The enzyme sof the Kreb's cycle in the test tube are too slow in reacting
The enzymes of Kreb's cycle in mitochondria are faster or slower than in a test tube?
Must faster
Why is this?
Proteins collect into 2-3 big complexes
What is an example of this, and how does it work?
Metablomes are like this, and they are where the substrate on one enzyme is the transformed product of the prior reaction.
Diseases of 3d structural proteins arise from?

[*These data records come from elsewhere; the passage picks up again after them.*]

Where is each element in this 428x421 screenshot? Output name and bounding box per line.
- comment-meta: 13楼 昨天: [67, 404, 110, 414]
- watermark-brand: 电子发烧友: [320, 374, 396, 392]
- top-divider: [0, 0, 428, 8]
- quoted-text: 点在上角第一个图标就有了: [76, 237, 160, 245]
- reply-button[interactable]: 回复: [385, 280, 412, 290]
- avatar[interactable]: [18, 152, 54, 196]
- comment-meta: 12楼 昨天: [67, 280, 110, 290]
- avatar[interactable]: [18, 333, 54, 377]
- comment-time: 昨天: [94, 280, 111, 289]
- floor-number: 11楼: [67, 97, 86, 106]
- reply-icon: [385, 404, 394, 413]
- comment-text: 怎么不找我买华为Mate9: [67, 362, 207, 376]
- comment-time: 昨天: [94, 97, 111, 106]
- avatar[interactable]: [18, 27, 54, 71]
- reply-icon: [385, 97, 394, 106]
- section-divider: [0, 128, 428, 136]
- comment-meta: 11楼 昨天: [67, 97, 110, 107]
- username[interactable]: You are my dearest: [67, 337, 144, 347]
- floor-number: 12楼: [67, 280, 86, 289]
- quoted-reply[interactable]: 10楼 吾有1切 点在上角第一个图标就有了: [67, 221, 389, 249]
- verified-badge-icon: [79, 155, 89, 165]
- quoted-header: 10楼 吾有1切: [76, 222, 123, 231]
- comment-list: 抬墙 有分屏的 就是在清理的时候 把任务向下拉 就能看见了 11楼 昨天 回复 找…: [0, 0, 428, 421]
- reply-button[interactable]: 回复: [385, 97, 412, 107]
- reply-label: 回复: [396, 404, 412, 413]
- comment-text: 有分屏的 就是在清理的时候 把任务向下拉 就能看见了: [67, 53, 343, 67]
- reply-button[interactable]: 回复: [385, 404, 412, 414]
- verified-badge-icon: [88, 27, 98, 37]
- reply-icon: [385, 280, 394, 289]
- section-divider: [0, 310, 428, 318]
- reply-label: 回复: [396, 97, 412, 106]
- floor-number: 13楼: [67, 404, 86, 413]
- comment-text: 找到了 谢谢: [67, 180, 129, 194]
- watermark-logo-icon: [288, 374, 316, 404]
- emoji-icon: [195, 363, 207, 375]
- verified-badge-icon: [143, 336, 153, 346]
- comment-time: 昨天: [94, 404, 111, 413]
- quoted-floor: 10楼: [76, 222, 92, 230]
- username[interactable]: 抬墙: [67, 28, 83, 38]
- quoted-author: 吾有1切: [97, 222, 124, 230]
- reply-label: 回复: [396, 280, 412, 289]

Misfolding / abnormal reactions between proteins
What happens in cystic fibrosis?
There is a deficiency of chloride ion conductance channel on the cell surface
What causes this?
Amino acid substitution causes the protein to flow more slowly than it should
What does this lead to?
What happens to this aggregation?
The ER tries to get rid of protein, which diminishes the number of active proteins
What about sickel cell anemia?
The deoxygenated form of hemoglobin is normally completely soluble, but a hydrophobic patch on hemoglobin due to amino acid substitution interacts with its neighbors, so hemoglobin precipitates
Does aggregation happen in Huntington Disease, Parkinsons Disease, and Alzheimer's Disease?
Yes, due to the abnormal interactions between proteins
When thinking about protein-protein interaction, how does it relate to insulin taking diabetics and glucose in the blood?
It takes some time for the insulin to build up to a point where it will prevent destabilization of glucose in the blood
Why is this?
Injected insulin is a 6 protein aggregate, but it needs to dissociate into a dimer and then a monomer to be active
How does this relate to pharmacology?
The rate at which a medicine is effective is limited by the rate the complexes dissociate from one another
What is Lispro?
It is a fast acting insulin that stops aggregation from taking place and helps facilitate dissociation to form more active monomers
In botulism shots for cosmetic reasons, why is it necessary for the protein to be monomer?
If it aggregates or dimers form, the medicines efficacy vastly increases, which can be lethal
Quality control of medicine to nail down aggregate state is important or not important then?
Extremely important
Review classical saturation binding curve, in Section V, Figure 1
Kd increases when?
When there is a large amount of dissociation
Kd decreases when?
When a small amount is dissocated
What does r refer to in the saturation binding equations?
It refers tot he fraction of protein molecules bound to ligand
What does [A] refer to?
Unbound ligand at equilibrium
Kd is effective in large amounts?
No. It's more effective in smaller amounts.